The sobbing broke forth again.
"Did--did his eyes look as if he had been crying? He did cry--he did!"
The Head of the House of Coombe showed no muscular facial sign of emotion and stood stiffly still. But what was this which leaped scalding to his glazed eyes and felt hot?
"Yes," he answered huskily. "I saw--even as he marched past--that his eyes were heavy and had circles round them. There were other eyes like his--some were boys" eyes and some were the eyes of men. They held their heads up--but they had all said "Good-bye"--as he had."
The Wood echoed to a sound which was a heart-wrung wail and she dropped forward on the moss again and lay there.
"He said, "Oh, let us cry--together--together! Oh little--lovely love"!"
She who would have borne torment rather than betray the secret of the dream, now that it could no longer be a secret lay reft of all but memories and the wild longing to hold to her breast some shred which was her own. He let her wail, but when her wailing ceased helplessly he bent over her.
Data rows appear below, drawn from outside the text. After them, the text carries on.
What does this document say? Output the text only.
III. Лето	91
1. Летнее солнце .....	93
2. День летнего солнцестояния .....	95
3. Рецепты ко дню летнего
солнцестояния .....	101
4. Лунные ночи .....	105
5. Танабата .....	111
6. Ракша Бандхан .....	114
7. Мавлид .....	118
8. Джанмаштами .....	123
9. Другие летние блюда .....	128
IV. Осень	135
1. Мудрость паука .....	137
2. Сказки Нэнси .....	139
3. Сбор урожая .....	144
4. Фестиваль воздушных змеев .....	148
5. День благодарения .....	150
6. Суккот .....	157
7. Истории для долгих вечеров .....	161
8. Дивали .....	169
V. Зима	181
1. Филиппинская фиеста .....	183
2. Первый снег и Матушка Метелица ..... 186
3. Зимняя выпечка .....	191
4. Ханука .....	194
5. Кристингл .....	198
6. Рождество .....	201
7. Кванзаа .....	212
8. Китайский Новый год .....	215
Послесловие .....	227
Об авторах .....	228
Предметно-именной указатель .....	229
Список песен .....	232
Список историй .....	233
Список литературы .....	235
"Listen to me," he said. "If Donal were here he would tell you to listen. You are a child. You are too young to know what has come upon you--both."
She did not speak.
"You were both too young--and you were driven by fate. If he had been more than a boy--and if he had not been in a frenzy--he would have remembered. He would have thought--"
Yes--yes! She knew how young! But oh, what mattered youth--or thought--or remembering! Her small hand beat in soft impatience on the ground.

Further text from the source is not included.